The Marshall Plan 1948-1951 was an unselfish effort to restore Europe’s industry and infrastructure destroyed in the Second World War. For many years, organized groups have advocated a second Marshall Plan to eradicate poverty everywhere. Since there are about three billion people living in poverty, a business as usual approach will not eliminate poverty. The rich countries have to make a concerted effort. The United Nations Millennium Goals aim to do this. There is at least one nongovernmental organization, Global Marshall Plan (www.globalmarshallplan.org) that has been pursuing this goal for years. The second Marshall Plan will be more expensive, complicated and longer than the first one. Since the Apollo 11 rocket had two million moving parts, I do not want to hear complexity as a fatalistic excuse not to engage in the effort.

Where would the money come from? Reduce the world’s military budget by 10% and invest the new 10% in poverty reduction. This is a security investment in reducing conflict and the terrorists’ recruiting pool. Any foreign aid with some due diligence will work better than military expenditures as seen in the total failure to achieve peace in Iraq and Afghanistan.

In some countries, foreign aid helps dictators stay in power. In the second Marshall Plan, funders must look to countries where some success is possible, where governments are more responsive and less corrupt. Where aid has had a negative impact, I recommend eliminating aid altogether.

There has to be international reform in lending practices. Currently, governments and banks give loans to notoriously corrupt dictators with massive human rights atrocities. The dictator and his assistants put their money in Swiss bank accounts or tax havens. When a reform group sweeps the dictator from power, the creditors look to the new government to pay the dictator’s loans. The proposed international rule is that banks lending to dictator governments may only seek payment from the dictator and his followers and the new government is not held responsible for the old debts.

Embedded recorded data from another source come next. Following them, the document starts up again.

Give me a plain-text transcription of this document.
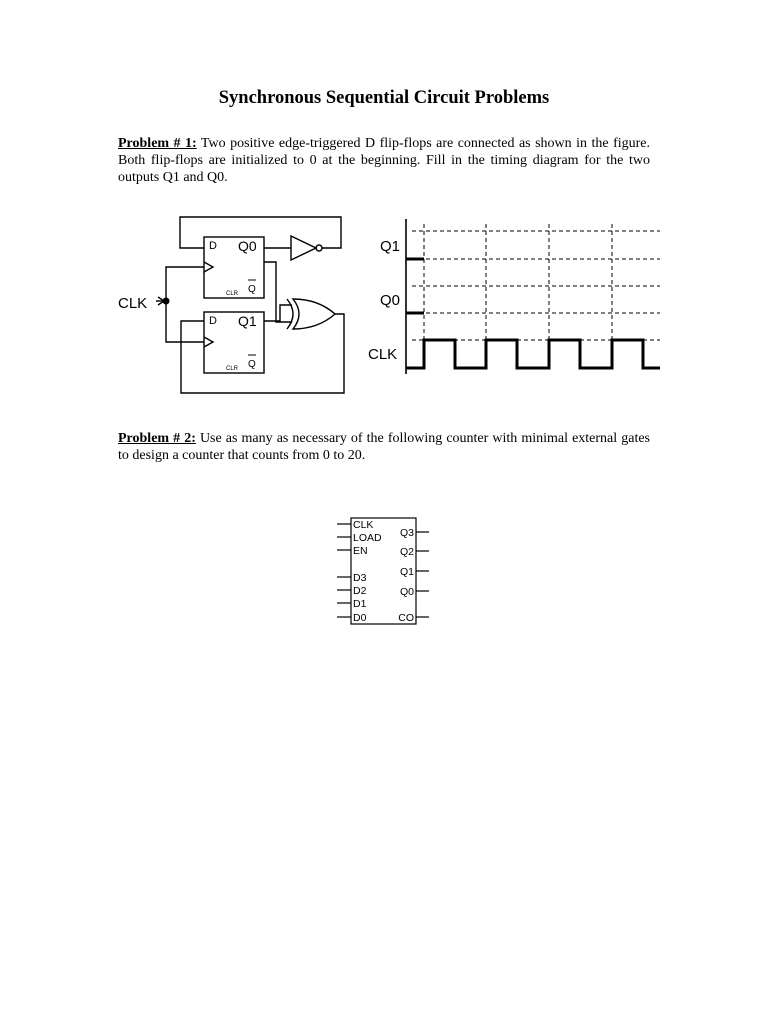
Synchronous Sequential Circuit Problems

Problem # 1: Two positive edge-triggered D flip-flops are connected as shown in the figure. Both flip-flops are initialized to 0 at the beginning. Fill in the timing diagram for the two outputs Q1 and Q0.

Problem # 2: Use as many as necessary of the following counter with minimal external gates to design a counter that counts from 0 to 20.

CLK
D Q0
Q
CLR
D Q1
Q
CLR
Q1
Q0
CLK
CLK
LOAD
EN
D3
D2
D1
D0
Q3
Q2
Q1
Q0
CO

William Easterly, in his book The White Man’s Burden: Why The West’s Efforts To Aid The Rest Have Done So Much Ill And So Little Good, recommends a bottom-up approach rather than top-down. For example, churches, community groups and other entities would draw up proposals for schools, electrification projects, wells, infrastructure, health facilities and everything else. The new agency would give the funds directly to the entity. This would certainly avoid some corruption from governmental entities. In much the same way, the US Education Department gives donations to school districts for specific programs or computers.

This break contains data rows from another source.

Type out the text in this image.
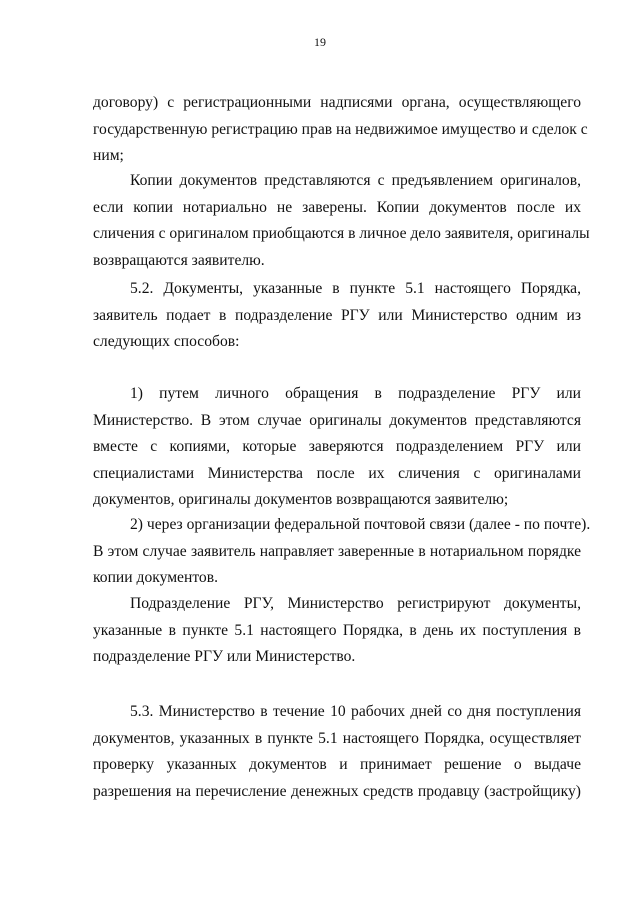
19
договору) с регистрационными надписями органа, осуществляющего
государственную регистрацию прав на недвижимое имущество и сделок с
ним;
Копии документов представляются с предъявлением оригиналов,
если копии нотариально не заверены. Копии документов после их
сличения с оригиналом приобщаются в личное дело заявителя, оригиналы
возвращаются заявителю.
5.2. Документы, указанные в пункте 5.1 настоящего Порядка,
заявитель подает в подразделение РГУ или Министерство одним из
следующих способов:
1) путем личного обращения в подразделение РГУ или
Министерство. В этом случае оригиналы документов представляются
вместе с копиями, которые заверяются подразделением РГУ или
специалистами Министерства после их сличения с оригиналами
документов, оригиналы документов возвращаются заявителю;
2) через организации федеральной почтовой связи (далее - по почте).
В этом случае заявитель направляет заверенные в нотариальном порядке
копии документов.
Подразделение РГУ, Министерство регистрируют документы,
указанные в пункте 5.1 настоящего Порядка, в день их поступления в
подразделение РГУ или Министерство.
5.3. Министерство в течение 10 рабочих дней со дня поступления
документов, указанных в пункте 5.1 настоящего Порядка, осуществляет
проверку указанных документов и принимает решение о выдаче
разрешения на перечисление денежных средств продавцу (застройщику)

To insure transparency, American rabbi Michael Lerner recommends a board of directors for each country that will include farmers, clergy, teachers, labor union members and not just people from the financial community.

There have to be institutional reforms in the World Bank and the International Monetary Fund that exist largely to protect creditors. The hypocrisy is that when a financial crisis hits a poor country, these institutions demand a balanced budget and slashing programs for the poor. The United States government, except during the Clinton years, has produced record deficits. What is needed is funding social programs for countries in crisis as well as debt assistance. This means a much longer payback period but a lower price in human suffering.

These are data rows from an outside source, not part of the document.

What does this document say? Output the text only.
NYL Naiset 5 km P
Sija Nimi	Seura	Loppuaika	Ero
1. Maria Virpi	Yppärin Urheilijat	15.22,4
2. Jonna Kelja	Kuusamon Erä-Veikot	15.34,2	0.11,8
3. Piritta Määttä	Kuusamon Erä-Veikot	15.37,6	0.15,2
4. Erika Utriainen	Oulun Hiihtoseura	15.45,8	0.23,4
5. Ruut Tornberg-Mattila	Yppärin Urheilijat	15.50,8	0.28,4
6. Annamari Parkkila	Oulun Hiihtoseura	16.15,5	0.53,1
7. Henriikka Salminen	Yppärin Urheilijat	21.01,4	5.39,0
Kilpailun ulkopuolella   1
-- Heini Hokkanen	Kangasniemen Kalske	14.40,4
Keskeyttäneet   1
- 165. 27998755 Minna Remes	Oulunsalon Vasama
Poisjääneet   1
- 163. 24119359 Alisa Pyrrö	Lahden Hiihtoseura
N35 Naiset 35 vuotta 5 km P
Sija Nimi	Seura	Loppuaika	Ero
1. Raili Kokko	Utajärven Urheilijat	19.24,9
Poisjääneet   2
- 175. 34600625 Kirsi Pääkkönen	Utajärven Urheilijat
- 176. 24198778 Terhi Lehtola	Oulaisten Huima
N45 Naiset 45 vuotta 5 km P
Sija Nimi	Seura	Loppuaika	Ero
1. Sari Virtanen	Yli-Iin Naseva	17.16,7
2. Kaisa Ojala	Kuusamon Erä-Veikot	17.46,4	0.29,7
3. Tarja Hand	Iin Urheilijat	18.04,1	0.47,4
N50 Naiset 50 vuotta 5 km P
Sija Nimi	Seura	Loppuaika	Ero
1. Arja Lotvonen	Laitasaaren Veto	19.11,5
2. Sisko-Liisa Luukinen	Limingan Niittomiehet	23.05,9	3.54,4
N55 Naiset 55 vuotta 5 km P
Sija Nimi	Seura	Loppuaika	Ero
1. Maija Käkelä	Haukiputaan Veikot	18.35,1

Earth Policy Institute president, Lester Brown, in his book Plan B: Rescuing a Planet under Stress and a Civilization in Trouble, proposes the following funding for a second Marshall Plan:

Goal Funding (billion dollars)

Universal Primary Education 15
Adult literacy campaign 4
Reproductive health and family planning 10
Closing the condom gap 2
School lunch programs for 44 poorest countries 6
Assistance to preschool children and pregnant women in 44 poorest countries 4
Universal basic health care 21

Total 62

Individual countries will ask for additional funding for environmental projects and social programs.

People new in Twelve Step programs learn early an informal definition for insanity: doing the same thing over and over again but expecting different results. Our human society needs institutional reform and smart foreign aid to lift some three billion out of poverty. With business as usual, there will be increasing poverty and a recruitment pool for terrorists. By abolishing poverty, remembering Winston Churchill’s most famous speech, all humans will “walk in sunlit uplands.”

Formerly a Houston resident, Ed O’Rourke is a certified public accountant, now living in Medellin, Colombia.